A recent study published in Nature Neuroscience shows that, contrary to popular belief, the brain’s immune cells, known as microglia, are not all the same.
The researchers found that a unique microglial subset with unique features and functions is important for establishing proper cognitive function in mice. Evidence for such a microglial subset exists for the human brain as well, opening up new possibilities for novel therapies.
An international collaboration, led by researchers from the University of Helsinki (Finland), Karolinska Institutet (Sweden) and the University of Seville (Spain) characterized ARG1+microglia, a subset of microglial cells, which produce an enzyme called arginase-1 (ARG1).

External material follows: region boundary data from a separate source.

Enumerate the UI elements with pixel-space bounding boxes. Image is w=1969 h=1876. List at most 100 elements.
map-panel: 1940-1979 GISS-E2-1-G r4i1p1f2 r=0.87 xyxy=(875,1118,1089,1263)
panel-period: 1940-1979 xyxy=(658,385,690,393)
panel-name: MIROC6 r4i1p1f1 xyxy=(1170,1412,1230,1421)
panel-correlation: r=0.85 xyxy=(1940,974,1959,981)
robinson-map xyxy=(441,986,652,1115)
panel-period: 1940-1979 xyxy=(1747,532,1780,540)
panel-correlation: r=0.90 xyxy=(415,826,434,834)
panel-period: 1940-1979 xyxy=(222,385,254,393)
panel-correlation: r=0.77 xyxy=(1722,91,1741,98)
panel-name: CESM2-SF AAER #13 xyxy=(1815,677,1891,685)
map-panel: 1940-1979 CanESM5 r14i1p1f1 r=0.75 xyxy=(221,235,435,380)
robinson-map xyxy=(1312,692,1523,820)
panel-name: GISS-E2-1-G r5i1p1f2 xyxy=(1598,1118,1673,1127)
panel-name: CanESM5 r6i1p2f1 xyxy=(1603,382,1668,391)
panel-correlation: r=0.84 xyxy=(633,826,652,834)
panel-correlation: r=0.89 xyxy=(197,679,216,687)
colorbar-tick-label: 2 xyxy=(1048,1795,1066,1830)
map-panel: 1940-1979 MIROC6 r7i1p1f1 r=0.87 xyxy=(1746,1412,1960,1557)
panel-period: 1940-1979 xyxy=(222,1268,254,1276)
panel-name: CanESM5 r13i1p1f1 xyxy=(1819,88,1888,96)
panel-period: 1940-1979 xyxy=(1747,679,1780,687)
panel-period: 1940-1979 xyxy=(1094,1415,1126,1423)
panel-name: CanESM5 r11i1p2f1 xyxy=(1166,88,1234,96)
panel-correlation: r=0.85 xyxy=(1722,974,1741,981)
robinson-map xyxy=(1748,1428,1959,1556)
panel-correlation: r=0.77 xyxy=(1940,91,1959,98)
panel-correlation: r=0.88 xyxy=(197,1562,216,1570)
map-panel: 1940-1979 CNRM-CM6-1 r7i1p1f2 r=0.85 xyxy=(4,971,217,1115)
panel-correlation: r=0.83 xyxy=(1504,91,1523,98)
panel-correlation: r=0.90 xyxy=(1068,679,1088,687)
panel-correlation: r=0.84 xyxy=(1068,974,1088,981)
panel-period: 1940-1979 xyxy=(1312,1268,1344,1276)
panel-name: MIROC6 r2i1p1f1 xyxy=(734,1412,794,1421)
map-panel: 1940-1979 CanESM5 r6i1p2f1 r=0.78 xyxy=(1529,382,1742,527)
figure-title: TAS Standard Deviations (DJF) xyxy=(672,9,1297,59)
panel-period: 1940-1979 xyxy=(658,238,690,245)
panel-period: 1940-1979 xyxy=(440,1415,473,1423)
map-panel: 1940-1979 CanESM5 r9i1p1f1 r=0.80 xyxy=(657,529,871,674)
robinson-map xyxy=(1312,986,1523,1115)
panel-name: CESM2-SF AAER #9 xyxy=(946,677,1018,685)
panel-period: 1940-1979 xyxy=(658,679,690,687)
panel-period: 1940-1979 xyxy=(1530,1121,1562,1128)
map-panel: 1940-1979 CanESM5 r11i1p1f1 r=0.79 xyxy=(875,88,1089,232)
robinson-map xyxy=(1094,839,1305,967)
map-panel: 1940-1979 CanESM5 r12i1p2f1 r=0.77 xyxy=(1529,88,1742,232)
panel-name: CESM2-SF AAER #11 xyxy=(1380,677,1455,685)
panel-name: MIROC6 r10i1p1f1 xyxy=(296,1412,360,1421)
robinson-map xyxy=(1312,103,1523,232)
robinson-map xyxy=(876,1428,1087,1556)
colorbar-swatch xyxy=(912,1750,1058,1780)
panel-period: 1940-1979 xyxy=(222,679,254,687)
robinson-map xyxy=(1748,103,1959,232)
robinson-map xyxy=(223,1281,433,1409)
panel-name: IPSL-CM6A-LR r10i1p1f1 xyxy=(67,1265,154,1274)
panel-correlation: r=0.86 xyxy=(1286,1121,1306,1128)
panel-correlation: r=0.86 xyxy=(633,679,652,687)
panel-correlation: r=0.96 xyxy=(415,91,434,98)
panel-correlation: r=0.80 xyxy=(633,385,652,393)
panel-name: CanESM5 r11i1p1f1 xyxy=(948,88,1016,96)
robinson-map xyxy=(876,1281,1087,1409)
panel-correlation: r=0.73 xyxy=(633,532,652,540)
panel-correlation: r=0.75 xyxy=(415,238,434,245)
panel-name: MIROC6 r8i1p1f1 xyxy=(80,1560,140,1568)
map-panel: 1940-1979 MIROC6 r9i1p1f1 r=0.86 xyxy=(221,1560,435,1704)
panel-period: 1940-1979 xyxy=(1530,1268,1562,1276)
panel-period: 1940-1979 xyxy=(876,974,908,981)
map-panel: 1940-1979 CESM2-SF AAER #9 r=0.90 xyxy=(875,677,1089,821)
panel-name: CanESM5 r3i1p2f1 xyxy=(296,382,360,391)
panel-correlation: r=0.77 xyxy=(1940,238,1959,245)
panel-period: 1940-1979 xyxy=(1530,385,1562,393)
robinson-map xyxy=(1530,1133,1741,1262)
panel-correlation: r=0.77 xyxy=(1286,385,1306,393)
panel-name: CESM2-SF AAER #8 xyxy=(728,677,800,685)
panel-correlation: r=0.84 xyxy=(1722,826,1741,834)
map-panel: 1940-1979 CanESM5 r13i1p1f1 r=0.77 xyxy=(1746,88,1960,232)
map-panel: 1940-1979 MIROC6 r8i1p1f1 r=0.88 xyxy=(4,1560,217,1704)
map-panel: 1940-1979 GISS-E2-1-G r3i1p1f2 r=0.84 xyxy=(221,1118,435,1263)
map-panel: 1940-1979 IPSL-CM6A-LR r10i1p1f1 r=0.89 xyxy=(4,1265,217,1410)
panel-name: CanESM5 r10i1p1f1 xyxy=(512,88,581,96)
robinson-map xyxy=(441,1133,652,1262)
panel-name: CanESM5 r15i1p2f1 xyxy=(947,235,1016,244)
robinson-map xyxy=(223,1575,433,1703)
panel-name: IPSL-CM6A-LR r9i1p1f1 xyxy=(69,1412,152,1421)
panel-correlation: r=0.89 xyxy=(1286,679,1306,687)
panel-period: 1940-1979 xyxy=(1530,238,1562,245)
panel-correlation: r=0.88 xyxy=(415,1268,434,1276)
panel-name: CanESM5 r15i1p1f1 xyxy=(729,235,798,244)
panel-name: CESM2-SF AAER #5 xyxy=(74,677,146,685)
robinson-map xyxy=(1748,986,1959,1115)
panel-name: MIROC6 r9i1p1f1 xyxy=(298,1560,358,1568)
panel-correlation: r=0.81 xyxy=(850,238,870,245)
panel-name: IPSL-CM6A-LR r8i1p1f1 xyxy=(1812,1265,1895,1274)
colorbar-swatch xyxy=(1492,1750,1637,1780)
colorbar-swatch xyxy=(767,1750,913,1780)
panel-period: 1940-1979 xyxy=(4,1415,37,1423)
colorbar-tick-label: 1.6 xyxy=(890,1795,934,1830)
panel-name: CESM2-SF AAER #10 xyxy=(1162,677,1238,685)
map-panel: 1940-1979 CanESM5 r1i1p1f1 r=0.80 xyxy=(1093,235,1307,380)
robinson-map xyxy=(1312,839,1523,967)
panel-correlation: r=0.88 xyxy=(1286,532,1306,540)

Using advanced imaging techniques, the team found that ARG1+ microglia were abundant during development and less prevalent in adult animals. These ARG1+ microglia are located in certain areas of the brain that are important for cognitive functions such as learning, thinking, and remembering.
“Cognition and memory are important components of what makes us human, and microglia are necessary for proper brain development and function. Cognitive decline is a common feature of neurodegenerative and psychiatric conditions such as Alzheimer’s and Parkinson’s diseases, schizophrenia and depression,” said Vassilis Stratoulias, senior researcher at the University of Helsinki and lead author of the study.
“Microglia are implicated in almost all brain pathologies, making them prime candidates for new drug targets and innovative therapeutic approaches. Understanding the basic biology of these cells will be a way to generate new directions for drug development to treat currently incurable brain diseases,” added co-author Mikko Airavaara from the University of Helsinki.
Abnormal behavior reveals cognitive deficits
The researchers found that mice lacking the microglial protein ARG1 were less willing to explore new environments. This abnormal rodent behavior is linked to cognitive deficits and, more specifically, disturbances in the hippocampus, a part of the brain important for learning and memory.
The investigators were unable to identify differences in the shape of ARG1+ microglia when compared to neighboring microglia that do not express ARG1, suggesting a reason why these microglia have not been studied before. Using technology that allows comparison of RNA profiles between cell populations, ARG1+ microglia were found to differ significantly from their neighboring ARG1-negative microglia at the molecular level.
Another key finding of this study was that the female animals displayed more pronounced hippocampal and behavioral disturbances caused by ARG1 microglial deficiency. Sex bias is present in many diseases including Alzheimer’s disease.
Women are more likely than men to suffer from Alzheimer’s disease. Microglia have emerged as key players in Alzheimer’s disease in recent years, making the findings of this study relevant to this disease. Although the scientists say more research is needed to demonstrate a link between Alzheimer’s disease and specific microglial subsets, they note that this study could “provide a new prism through which we look at Alzheimer’s disease specifically – and brain disease in general – and open up new therapeutic pathways.” ”
Bertrand Joseph, professor at Karolinska Institutet and senior author, said: “As well as offering a better understanding of brain development and the contribution of microglial diversity, this research may provide new clues about how to manage neurodevelopmental disorders or neurodegenerative disorders that present cognitive impairment. components and often differences between men and women.”
Last year, a major step forward in the treatment of Alzheimer’s was hailed when a drug being tested, lecanemab, demonstrated a reduction in disease in the brain while slowing memory decline.